Can’t you simply use a BinaryHeap from datastructures.jl? That supports a custom Ordering DataStructures.jl/src/heaps/binary_heap.jl at 4513f67936c4c758688c3893493339ec6a202183 · JuliaCollections/DataStructures.jl · GitHub

You don’t need a min-max heap, you just need the minimal value (if the new value is larger than the current min, and you have 1000 values, then pop the old min and push the value).

Doing that already (i > 0).

I looked at the code and it is implemented using a vector, like the above. So I guess I could use that, as it is equivalent.

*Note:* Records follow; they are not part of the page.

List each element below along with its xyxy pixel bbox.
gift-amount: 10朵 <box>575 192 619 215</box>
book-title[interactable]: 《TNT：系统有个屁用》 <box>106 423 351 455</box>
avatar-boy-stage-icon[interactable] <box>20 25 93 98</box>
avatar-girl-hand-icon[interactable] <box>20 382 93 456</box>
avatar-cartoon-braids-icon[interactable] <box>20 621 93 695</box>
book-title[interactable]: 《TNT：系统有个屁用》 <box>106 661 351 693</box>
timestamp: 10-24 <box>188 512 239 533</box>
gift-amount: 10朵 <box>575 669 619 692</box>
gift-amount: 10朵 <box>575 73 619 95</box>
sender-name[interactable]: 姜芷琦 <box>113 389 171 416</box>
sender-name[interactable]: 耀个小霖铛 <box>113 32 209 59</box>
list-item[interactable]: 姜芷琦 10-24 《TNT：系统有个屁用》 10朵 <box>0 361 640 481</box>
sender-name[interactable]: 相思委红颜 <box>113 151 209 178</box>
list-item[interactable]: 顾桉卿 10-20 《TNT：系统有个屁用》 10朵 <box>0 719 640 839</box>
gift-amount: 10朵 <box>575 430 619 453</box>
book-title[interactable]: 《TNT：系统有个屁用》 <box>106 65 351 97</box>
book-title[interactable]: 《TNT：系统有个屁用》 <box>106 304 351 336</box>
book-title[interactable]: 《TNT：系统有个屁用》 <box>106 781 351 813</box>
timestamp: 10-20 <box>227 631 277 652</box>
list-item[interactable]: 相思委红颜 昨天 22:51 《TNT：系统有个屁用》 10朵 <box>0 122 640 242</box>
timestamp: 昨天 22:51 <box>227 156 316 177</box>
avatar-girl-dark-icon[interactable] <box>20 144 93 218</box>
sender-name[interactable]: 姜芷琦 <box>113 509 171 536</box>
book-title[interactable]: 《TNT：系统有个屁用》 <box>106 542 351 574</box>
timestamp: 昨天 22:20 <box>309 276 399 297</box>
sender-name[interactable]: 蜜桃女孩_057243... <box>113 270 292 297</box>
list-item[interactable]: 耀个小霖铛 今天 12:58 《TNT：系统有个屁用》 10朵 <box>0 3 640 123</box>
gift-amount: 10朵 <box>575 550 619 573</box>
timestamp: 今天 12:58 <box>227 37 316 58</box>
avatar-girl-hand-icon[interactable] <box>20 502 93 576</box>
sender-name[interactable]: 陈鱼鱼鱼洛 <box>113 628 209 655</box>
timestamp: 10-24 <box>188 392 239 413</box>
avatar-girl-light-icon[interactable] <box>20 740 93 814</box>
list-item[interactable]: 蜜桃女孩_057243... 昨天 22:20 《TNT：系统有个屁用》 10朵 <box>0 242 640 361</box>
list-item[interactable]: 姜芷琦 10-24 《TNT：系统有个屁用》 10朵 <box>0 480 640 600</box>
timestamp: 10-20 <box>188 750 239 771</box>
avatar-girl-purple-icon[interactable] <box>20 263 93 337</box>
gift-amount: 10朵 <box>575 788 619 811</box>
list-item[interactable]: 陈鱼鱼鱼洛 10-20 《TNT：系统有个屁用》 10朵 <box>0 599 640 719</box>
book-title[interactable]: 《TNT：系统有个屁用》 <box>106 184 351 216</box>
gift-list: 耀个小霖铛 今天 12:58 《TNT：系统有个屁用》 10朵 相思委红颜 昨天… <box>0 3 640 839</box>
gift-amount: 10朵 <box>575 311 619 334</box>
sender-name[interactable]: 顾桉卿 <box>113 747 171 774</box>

Correction: No, it is of course not, just using one for storage.

Good point!

As I commented in the other thread, you can (in principle) do better than this by combining the pop and push operations: Maintaining a fixed size "top N" values list - #7 by stevengj (and that implementation also accepts an arbitrary Ordering).

Once I benchmarked various implementations I realized the obvious: if I am keeping the 0.1% largest values, and the scalars I am sorting on are IID (which they are), then asymptotically the probability of inserting a new element is 0.1%. It does not matter if it is a heap, a sorted vector, or whatever, as long as I can quickly decide whether I need any insertion.

:person_facepalming:

Worrying about the best implementation is quite silly for my use case.